Posted by jcmmd on March 6, 2012

Is ‘Self-Segregation’ Keeping Blacks Out of High Paying Careers?

via Clutch Magazine by Britni Danielle on 3/5/12

In a new book, Opting Out: Losing The Potential Of American’s Young Black Elite, professor Maya Beasley argues black folks are excluding themselves from high-paying careers. Beasley says she observed this “self-segregation” when she was a grad student at Standford University and noticed a considerable lack of black folks cashing in on the tech boom happening in Silicon Valley.

“As graduate students with little money and expensive tastes, we’d go out on the weekend and be at restaurants with people who were clearly dot-com-ers. I noticed that nearly none of them were black. There were a fair amount of Asians and South Asians and a lot of white people, but there really weren’t any African-Americans. You’d pick up the paper and find out about a new start-up but they were never founded by African-Americans,” she tells Wall Street Journal’s FINS blog.

Despite going to school with many “really brilliant black students,” Beasley–who is biracial–thought it was odd that none of them were involved in the tech sector. This discovery led to research, which then became her book.

So what’s keeping more African-Americans from entering these industries? According to Beasley, it all boils down to self-segregation. Beasley says ethnic themed dorms and organizations hinder black students from entering high-paying fields.

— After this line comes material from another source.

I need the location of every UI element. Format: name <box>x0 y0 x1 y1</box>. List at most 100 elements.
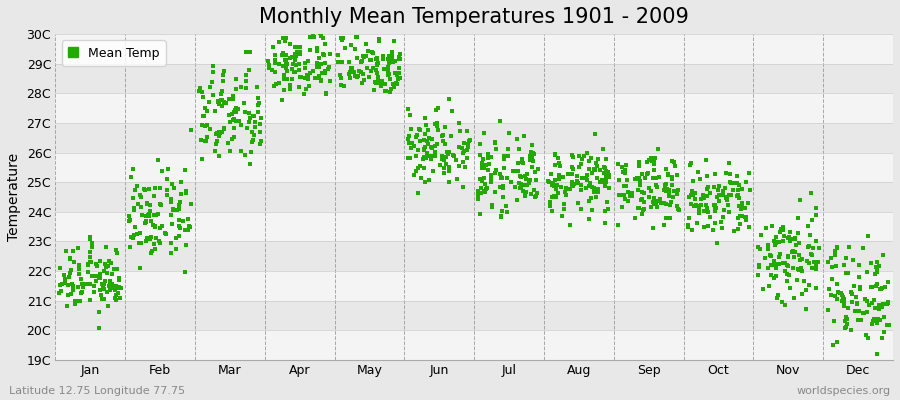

“There’s a danger in completely segregating yourself. When black students only interact with each other it really inhibits the information they’re getting, “she explains. “White students are getting advice from their parents and summer jobs through their connections. If you’re limiting the number of times you’re spending with white people, you’re also limiting the types of information you have available to you.”

So what’s Beasley’s advice to black students?

“Black students need to learn to interact with white people and have some amount of comfort with them and I don’t think that’s asking a lot,” she explains. “I’ll say freely that black students face lots and lots of racial antagonism on campus, but that’s not the only thing they’re going to encounter, and that’s not the only type of white person they’re going to encounter on or off campus.”

While black students–like all students–need to network with those from every field, I don’t necessarily think “self-segregation” is the main issue.

I don’t buy the argument that what’s keeping black folks out of STEM (science, technology, engineering, and math) careers is the fact that they are scared off because these fields are dominated by white and Asian men. Perhaps what’s keeping black folks out of these career fields is a school system that offers inadequate math and science education and companies that need to do a better job requiting diverse candidates.

What do you think? Are black folks “self-segregating” themselves out of higher paying careers?